Sedangkan cara mensucikan najis mughallazah yaitu dengan mencucinya sampai tujuh kali dan salah satunya dicampur dengan debu atau tanah. Tanah di sini tidak boleh diganti dengan bahan lainnya misal sabun, deterjen, atau yang lainnya. Kemudian membasuh atau mengalirkan air suci pada sesuatu yang terkena najis tersebut.
Kedua, membersihkan (mashun)
Thaharah ini dilakukan untuk menghilangkan najis mutawassithah (hukmiyah) yaitu najis sedang yang tidak tampak zatnya atau sifatnya, seperti air kencing atau arak yang sudah kering. maka cara mensucikannya yaitu dengan membasuh atau mengalirkan air suci pada sesuatu yang terkena najis.
Ketiga, memercikkan air (nadhun) air di atasnya.
Dilakukan untuk menghilangkan najis mukhaffafah. Contohnya air kencing bayi laki-laki yang belum makan sesuatu kecuali air susu ibunya. Jika sang bayi sudah pernah mengkonsumsi makanan selain air susu ibu, seperti susu kaleng buatan pabrik atau yang lainnya, maka air kencingnya dikatakan najis sedang.

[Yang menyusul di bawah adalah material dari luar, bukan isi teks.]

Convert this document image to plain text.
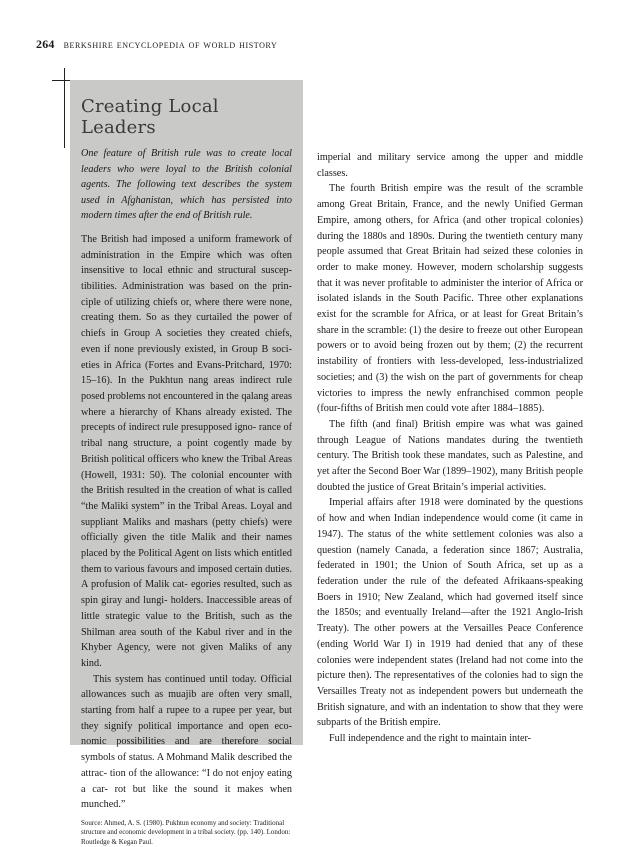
264 berkshire encyclopedia of world history
Creating Local Leaders

One feature of British rule was to create local leaders who were loyal to the British colonial agents. The following text describes the system used in Afghanistan, which has persisted into modern times after the end of British rule.

The British had imposed a uniform framework of administration in the Empire which was often insensitive to local ethnic and structural suscep- tibilities. Administration was based on the prin- ciple of utilizing chiefs or, where there were none, creating them. So as they curtailed the power of chiefs in Group A societies they created chiefs, even if none previously existed, in Group B soci- eties in Africa (Fortes and Evans-Pritchard, 1970: 15–16). In the Pukhtun nang areas indirect rule posed problems not encountered in the qalang areas where a hierarchy of Khans already existed. The precepts of indirect rule presupposed igno- rance of tribal nang structure, a point cogently made by British political officers who knew the Tribal Areas (Howell, 1931: 50). The colonial encounter with the British resulted in the creation of what is called “the Maliki system” in the Tribal Areas. Loyal and suppliant Maliks and mashars (petty chiefs) were officially given the title Malik and their names placed by the Political Agent on lists which entitled them to various favours and imposed certain duties. A profusion of Malik cat- egories resulted, such as spin giray and lungi- holders. Inaccessible areas of little strategic value to the British, such as the Shilman area south of the Kabul river and in the Khyber Agency, were not given Maliks of any kind.

This system has continued until today. Official allowances such as muajib are often very small, starting from half a rupee to a rupee per year, but they signify political importance and open eco- nomic possibilities and are therefore social symbols of status. A Mohmand Malik described the attrac- tion of the allowance: “I do not enjoy eating a car- rot but like the sound it makes when munched.”

Source: Ahmed, A. S. (1980). Pukhtun economy and society: Traditional structure and economic development in a tribal society. (pp. 140). London: Routledge & Kegan Paul.

imperial and military service among the upper and middle classes.

The fourth British empire was the result of the scramble among Great Britain, France, and the newly Unified German Empire, among others, for Africa (and other tropical colonies) during the 1880s and 1890s. During the twentieth century many people assumed that Great Britain had seized these colonies in order to make money. However, modern scholarship suggests that it was never profitable to administer the interior of Africa or isolated islands in the South Pacific. Three other explanations exist for the scramble for Africa, or at least for Great Britain’s share in the scramble: (1) the desire to freeze out other European powers or to avoid being frozen out by them; (2) the recurrent instability of frontiers with less-developed, less-industrialized societies; and (3) the wish on the part of governments for cheap victories to impress the newly enfranchised common people (four-fifths of British men could vote after 1884–1885).

The fifth (and final) British empire was what was gained through League of Nations mandates during the twentieth century. The British took these mandates, such as Palestine, and yet after the Second Boer War (1899–1902), many British people doubted the justice of Great Britain’s imperial activities.

Imperial affairs after 1918 were dominated by the questions of how and when Indian independence would come (it came in 1947). The status of the white settlement colonies was also a question (namely Canada, a federation since 1867; Australia, federated in 1901; the Union of South Africa, set up as a federation under the rule of the defeated Afrikaans-speaking Boers in 1910; New Zealand, which had governed itself since the 1850s; and eventually Ireland—after the 1921 Anglo-Irish Treaty). The other powers at the Versailles Peace Conference (ending World War I) in 1919 had denied that any of these colonies were independent states (Ireland had not come into the picture then). The representatives of the colonies had to sign the Versailles Treaty not as independent powers but underneath the British signature, and with an indentation to show that they were subparts of the British empire.

Full independence and the right to maintain inter-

Cara mensucikannya adalah dengan memercikkan air suci atau air mutlak pada benda yang terkena najis. Hal ini berdasarkan sebuah hadis:
Dari As-Sam’i r.a. berkata bahwa Nabi Muhammad saw bersabda, “Air kencing bayi perempuan harus dicuci sedangkan air kencing bayi laki-laki cukup dipercikkan air saja.” (H.R. Abu Daud, An-Nasai, dan Al-Hakim).
Demikianlah pengertian thaharah dan macam-macamnya. Setiap umat Islam sangat penting untuk memperhatikan thaharah karena menjadi wasilah sahnya suatu ibadah.